Memory chips have quietly taken center stage in the AI boom. For months, the narrative revolved around GPUs and accelerators—until investors realized that the real bottleneck might be the high-bandwidth storage feeding those hungry processors. Micron Technology has ridden that shift to a scorching rally, but the past week delivered a sharp reminder that scarcity premiums come with volatility.
On Friday, the stock slipped 3.55% to €829.00, adding to a 7% intraday drop from the previous session triggered by disappointment elsewhere in the semiconductor sector. Yet even after the pullback, the shares remain up 46.05% over 30 days and have surged 208.18% year to date. The 12-month gain stands at an eye-popping 792.17%, with the stock still 11.69% below its recent all-time high. This is not a quiet recovery—it is a momentum regime that has pushed the market cap to roughly €1.03 trillion.

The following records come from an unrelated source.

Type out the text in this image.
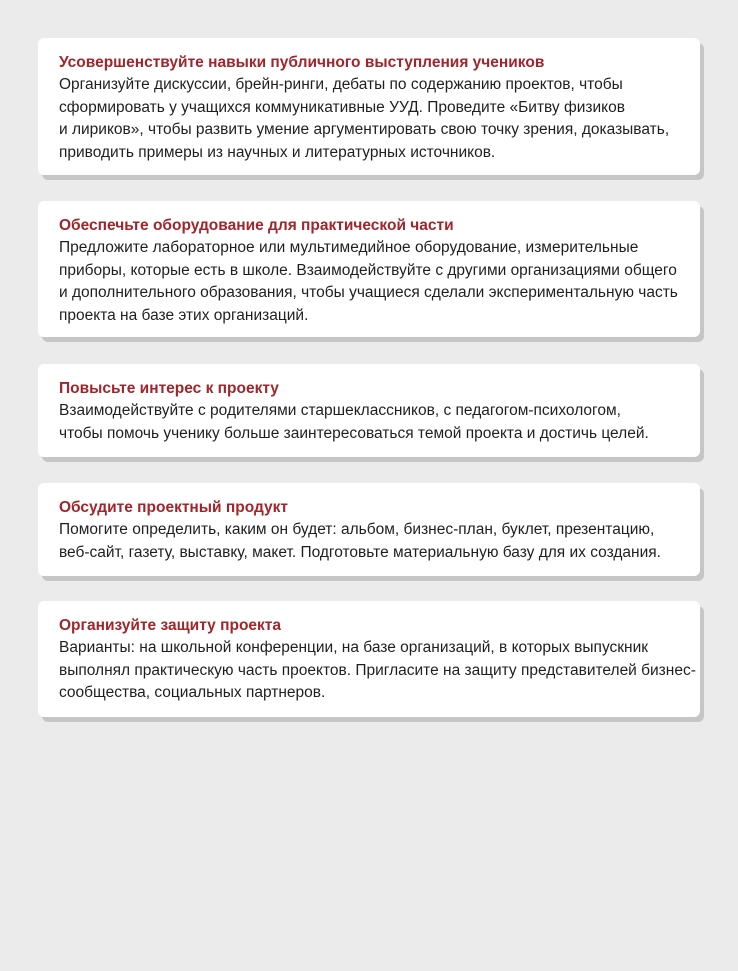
Усовершенствуйте навыки публичного выступления учеников
Организуйте дискуссии, брейн-ринги, дебаты по содержанию проектов, чтобы
сформировать у учащихся коммуникативные УУД. Проведите «Битву физиков
и лириков», чтобы развить умение аргументировать свою точку зрения, доказывать,
приводить примеры из научных и литературных источников.
Обеспечьте оборудование для практической части
Предложите лабораторное или мультимедийное оборудование, измерительные
приборы, которые есть в школе. Взаимодействуйте с другими организациями общего
и дополнительного образования, чтобы учащиеся сделали экспериментальную часть
проекта на базе этих организаций.
Повысьте интерес к проекту
Взаимодействуйте с родителями старшеклассников, с педагогом-психологом,
чтобы помочь ученику больше заинтересоваться темой проекта и достичь целей.
Обсудите проектный продукт
Помогите определить, каким он будет: альбом, бизнес-план, буклет, презентацию,
веб-сайт, газету, выставку, макет. Подготовьте материальную базу для их создания.
Организуйте защиту проекта
Варианты: на школьной конференции, на базе организаций, в которых выпускник
выполнял практическую часть проектов. Пригласите на защиту представителей бизнес-
сообщества, социальных партнеров.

The catalyst for that momentum is a fundamental re-ranking of what matters in AI. At Computex 2026, Micron explicitly positioned memory and storage as strategic infrastructure for data centers and edge applications. The message resonated: DRAM, NAND, and especially high-bandwidth memory (HBM) are no longer commodity components but constrained assets in the AI buildout. That scarcity narrative has lifted the stock far above its traditional valuation anchors.
Enter Morgan Stanley. Analyst Joseph Moore more than doubled his price target on Micron from $520 to $1,050, citing supply tightness that he expects to persist for two to three years. The note points to DRAM prices surging 40% in the quarter ended May and anticipates another 15% gain in the August quarter. Earnings estimates for 2027 have been revised up by roughly 48%. Additional pricing power looms: HBM contract renegotiations are scheduled for late 2026, and Morgan Stanley sees significant upside there. The “Overweight” rating stays.
Yet the same week that saw that bullish call also brought a notable insider transaction. CEO Sanjay Mehrotra sold approximately 37,400 shares on May 29 at an average price of around $960, netting nearly $36 million. The sale was executed under a pre-arranged trading plan established in January. After the transaction, Mehrotra still holds roughly 387,000 direct shares worth over $370 million. Such sales are routine but inevitably raise eyebrows near a stock’s peak.
Should investors sell immediately? Or is it worth buying Micron?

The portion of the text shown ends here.